Krrrrk… Ich hatte meiner Mutter gesagt, ich will keine Tüte, sondern meine Metalldose, aber sie hat es vergessen. Es war ihr nicht wichtig.
Meine beiden Freunde vertiefen sich in ihr Gespräch über irgendeinen Film, der bald ins Kino kommt.

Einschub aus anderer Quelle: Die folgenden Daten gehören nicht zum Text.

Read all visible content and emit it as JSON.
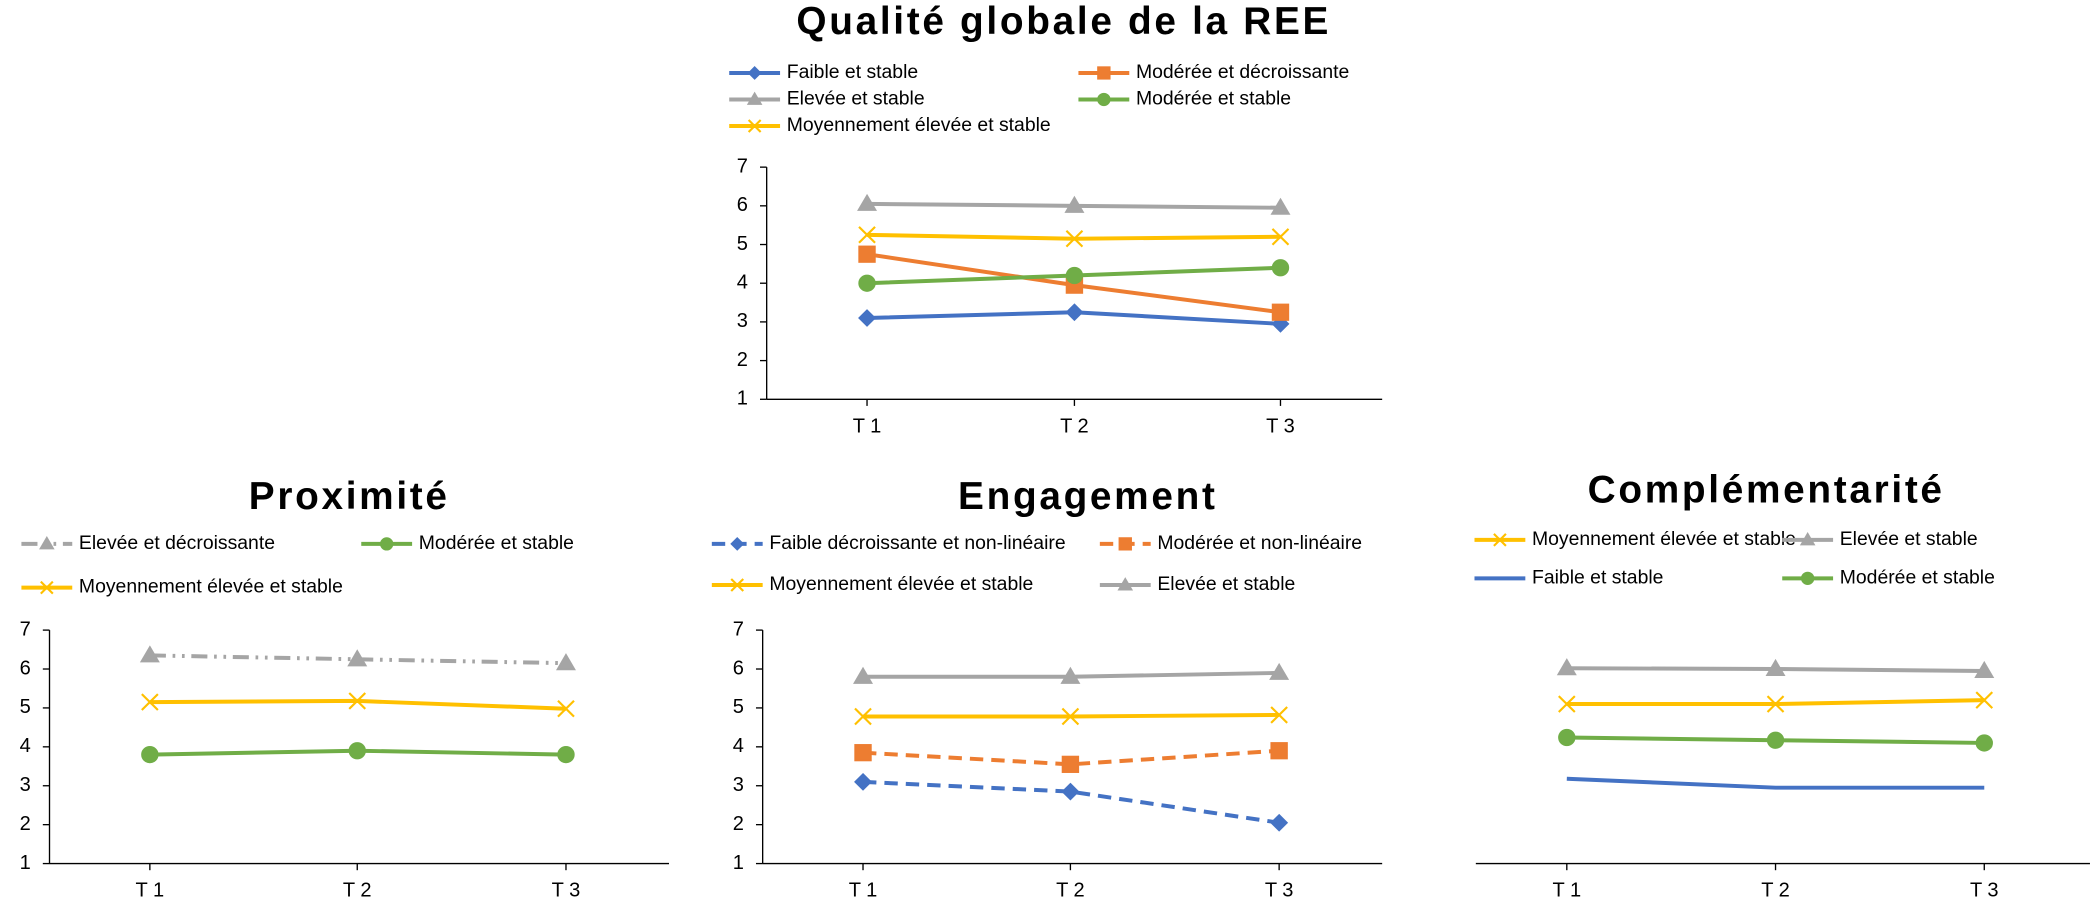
{
  "chart_data": [
    {
      "type": "line",
      "title": "Qualité globale de la REE",
      "categories": [
        "T 1",
        "T 2",
        "T 3"
      ],
      "ylim": [
        1,
        7
      ],
      "yticks": [
        1,
        2,
        3,
        4,
        5,
        6,
        7
      ],
      "series": [
        {
          "name": "Faible et stable",
          "color": "#4472c4",
          "marker": "diamond",
          "dash": "solid",
          "values": [
            3.1,
            3.25,
            2.95
          ]
        },
        {
          "name": "Modérée et décroissante",
          "color": "#ed7d31",
          "marker": "square",
          "dash": "solid",
          "values": [
            4.75,
            3.95,
            3.25
          ]
        },
        {
          "name": "Elevée et stable",
          "color": "#a5a5a5",
          "marker": "triangle",
          "dash": "solid",
          "values": [
            6.05,
            6.0,
            5.95
          ]
        },
        {
          "name": "Modérée et stable",
          "color": "#70ad47",
          "marker": "circle",
          "dash": "solid",
          "values": [
            4.0,
            4.2,
            4.4
          ]
        },
        {
          "name": "Moyennement élevée et stable",
          "color": "#ffc000",
          "marker": "x",
          "dash": "solid",
          "values": [
            5.25,
            5.15,
            5.2
          ]
        }
      ]
    },
    {
      "type": "line",
      "title": "Proximité",
      "categories": [
        "T 1",
        "T 2",
        "T 3"
      ],
      "ylim": [
        1,
        7
      ],
      "yticks": [
        1,
        2,
        3,
        4,
        5,
        6,
        7
      ],
      "series": [
        {
          "name": "Elevée et décroissante",
          "color": "#a5a5a5",
          "marker": "triangle",
          "dash": "dashdotdot",
          "values": [
            6.35,
            6.25,
            6.15
          ]
        },
        {
          "name": "Modérée et stable",
          "color": "#70ad47",
          "marker": "circle",
          "dash": "solid",
          "values": [
            3.8,
            3.9,
            3.8
          ]
        },
        {
          "name": "Moyennement élevée et stable",
          "color": "#ffc000",
          "marker": "x",
          "dash": "solid",
          "values": [
            5.15,
            5.18,
            4.98
          ]
        }
      ]
    },
    {
      "type": "line",
      "title": "Engagement",
      "categories": [
        "T 1",
        "T 2",
        "T 3"
      ],
      "ylim": [
        1,
        7
      ],
      "yticks": [
        1,
        2,
        3,
        4,
        5,
        6,
        7
      ],
      "series": [
        {
          "name": "Faible décroissante et non-linéaire",
          "color": "#4472c4",
          "marker": "diamond",
          "dash": "dashed",
          "values": [
            3.1,
            2.85,
            2.05
          ]
        },
        {
          "name": "Modérée et non-linéaire",
          "color": "#ed7d31",
          "marker": "square",
          "dash": "dashed",
          "values": [
            3.85,
            3.55,
            3.9
          ]
        },
        {
          "name": "Moyennement élevée et stable",
          "color": "#ffc000",
          "marker": "x",
          "dash": "solid",
          "values": [
            4.78,
            4.78,
            4.82
          ]
        },
        {
          "name": "Elevée et stable",
          "color": "#a5a5a5",
          "marker": "triangle",
          "dash": "solid",
          "values": [
            5.8,
            5.8,
            5.9
          ]
        }
      ]
    },
    {
      "type": "line",
      "title": "Complémentarité",
      "categories": [
        "T 1",
        "T 2",
        "T 3"
      ],
      "ylim": [
        1,
        7
      ],
      "series": [
        {
          "name": "Moyennement élevée et stable",
          "color": "#ffc000",
          "marker": "x",
          "dash": "solid",
          "values": [
            5.1,
            5.1,
            5.2
          ]
        },
        {
          "name": "Elevée et stable",
          "color": "#a5a5a5",
          "marker": "triangle",
          "dash": "solid",
          "values": [
            6.02,
            6.0,
            5.95
          ]
        },
        {
          "name": "Faible et stable",
          "color": "#4472c4",
          "marker": "none",
          "dash": "solid",
          "values": [
            3.18,
            2.95,
            2.95
          ]
        },
        {
          "name": "Modérée et stable",
          "color": "#70ad47",
          "marker": "circle",
          "dash": "solid",
          "values": [
            4.24,
            4.17,
            4.1
          ]
        }
      ]
    }
  ]
}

Ich gehe ein paar Schritte von ihnen weg… Es kommt selten vor, aber manchmal bricht sie in meine Gedanken – die Realität. Wir sehen es nicht und hören es nicht, denn jeder von uns steckt in seinem Leben fest. Mit unseren Sinnen lässt sich nicht wahrnehmen, dass die Welt, die wir bewohnen, durch unser Dasein leidet wie unter einer Krankheit. Und wir sind die Erreger, die sie kaputt machen. Es gibt Daten, Statistiken, unverkennbare Veränderungen, welche sich in jeder Generation fortsetzen, jedoch übersehen wir diese Fakten immer wieder aufs Neue. Wir existieren in unserem eigenen undurchdringlichen Kosmos, in dem wir uns der Gesellschaft anpassen und zu wenige Gedanken an die Zukunft unserer Welt verschwenden.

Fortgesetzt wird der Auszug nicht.